Boxing for children thrown out of the ring

By • Published: April 2nd, 2012
Category: Health in a Heartbeat

Pediatricians want parents to throw in the towel on boxing for children.

The American Academy of Pediatrics and the Canadian Pediatric Society recently came out with a new policy statement opposing the youth sport, which can result in serious brain and eye injuries.

More than 18,000 children and adolescents are involved in boxing. Experts say boxing can be good exercise and can build confidence and discipline. But it also puts children at high risk for head, face and neck injuries. Some of these injuries can lead to chronic neurologic conditions and even death.

After all, the goal of boxing is to make intentional blows to the head.

That’s why the American and Canadian pediatric organizations recommend children participate in alternative sports. True, the overall risk of injury in amateur boxing is lower than in other collision sports such as football, ice hockey and soccer. But boxing is the only one of these sports that encourages and rewards direct blows to the head and face.

The American Academy of Pediatrics first came out against children’s boxing in 1997, but the group decided to update its statement because of additional evidence on the dangers of blows to the head.

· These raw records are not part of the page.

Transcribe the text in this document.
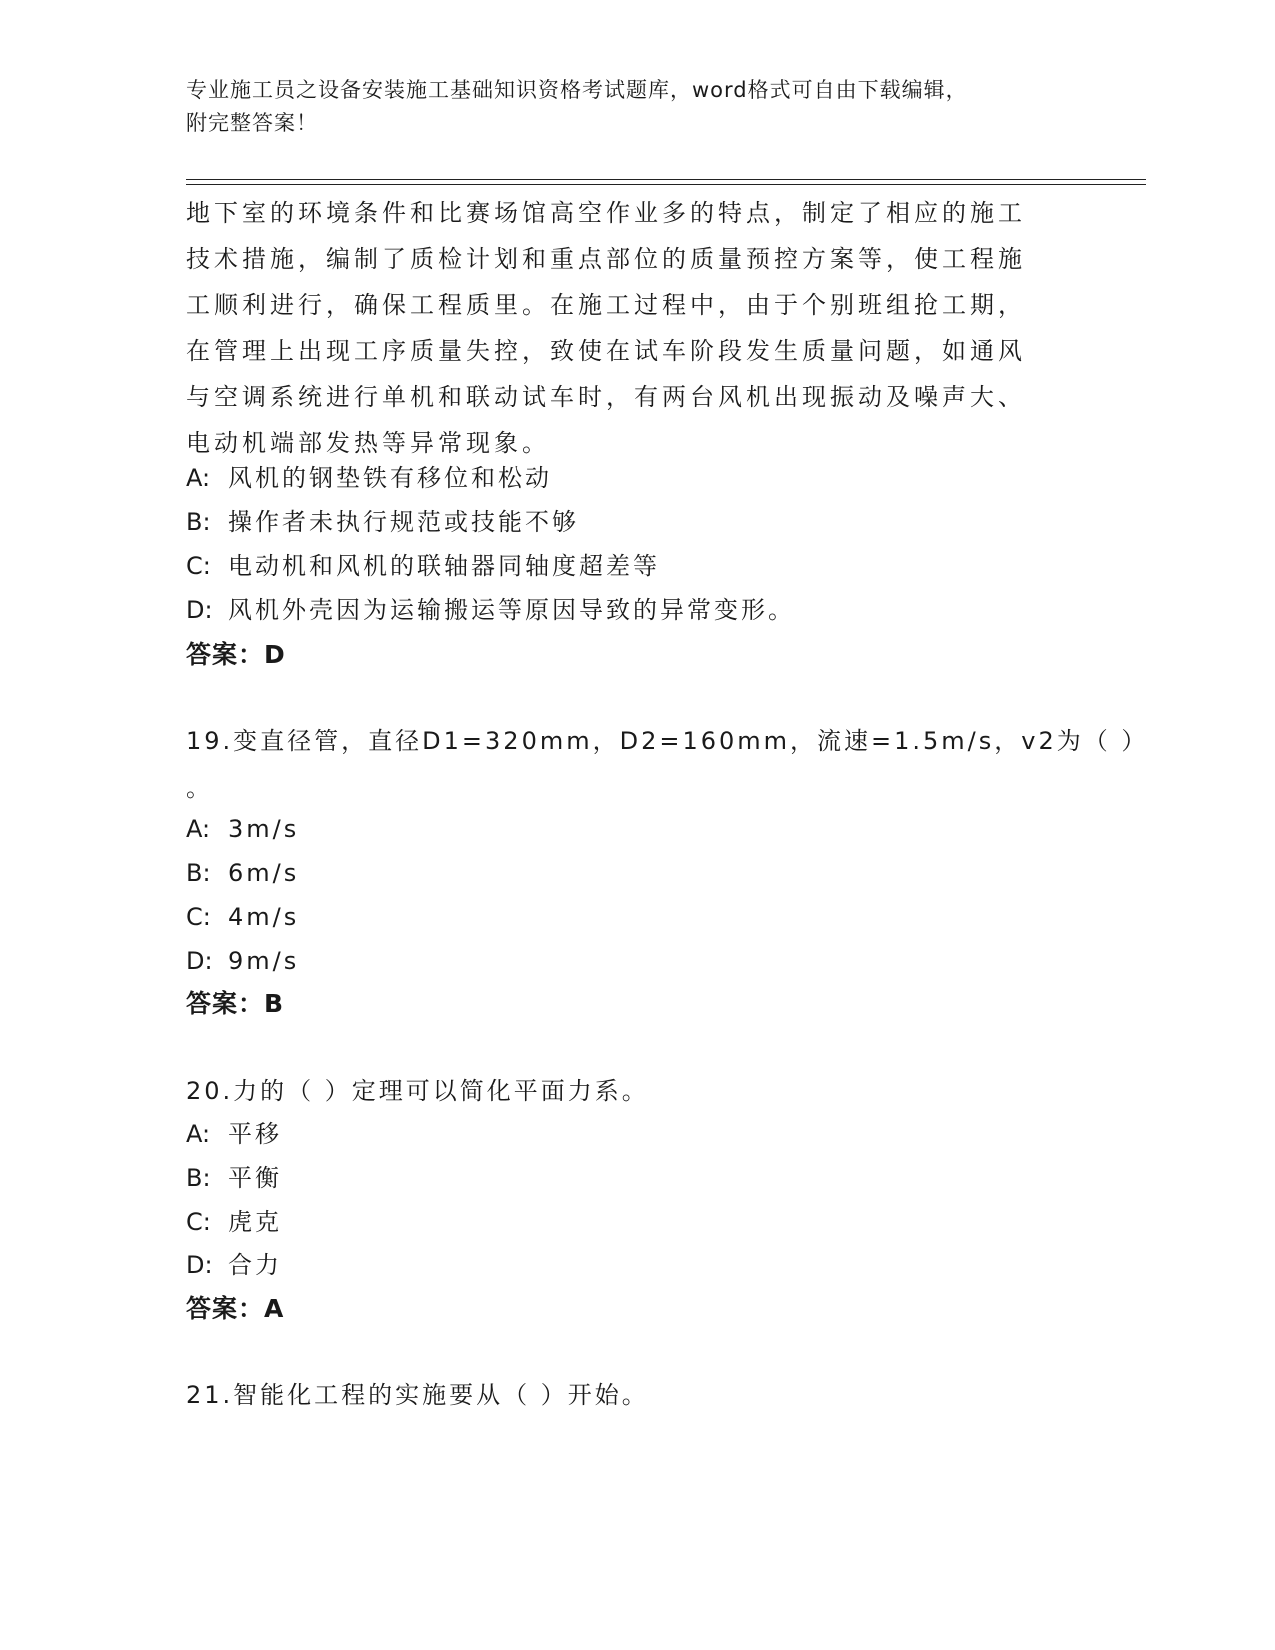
专业施工员之设备安装施工基础知识资格考试题库，word格式可自由下载编辑，
附完整答案！
地下室的环境条件和比赛场馆高空作业多的特点，制定了相应的施工
技术措施，编制了质检计划和重点部位的质量预控方案等，使工程施
工顺利进行，确保工程质里。在施工过程中，由于个别班组抢工期，
在管理上出现工序质量失控，致使在试车阶段发生质量问题，如通风
与空调系统进行单机和联动试车时，有两台风机出现振动及噪声大、
电动机端部发热等异常现象。
A: 风机的钢垫铁有移位和松动
B: 操作者未执行规范或技能不够
C: 电动机和风机的联轴器同轴度超差等
D: 风机外壳因为运输搬运等原因导致的异常变形。
答案：D
19.变直径管，直径D1=320mm，D2=160mm，流速=1.5m/s，v2为（ ）
。
A: 3m/s
B: 6m/s
C: 4m/s
D: 9m/s
答案：B
20.力的（ ）定理可以简化平面力系。
A: 平移
B: 平衡
C: 虎克
D: 合力
答案：A
21.智能化工程的实施要从（ ）开始。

Concussions are the most common boxing injury. That’s troubling since there is evidence that a child’s brain is still developing and more vulnerable to injury. Recovery from a concussion also takes longer for children, when compared with adults.

Studies also raise the concern that repeated head injuries from boxing may have long-lasting neurocognitive effects.

So, if your child has an interest in boxing, think twice before letting them enter the ring. Pound-for-pound, they may be better off picking another activity. Their brains will thank them, and you will rest a little easier.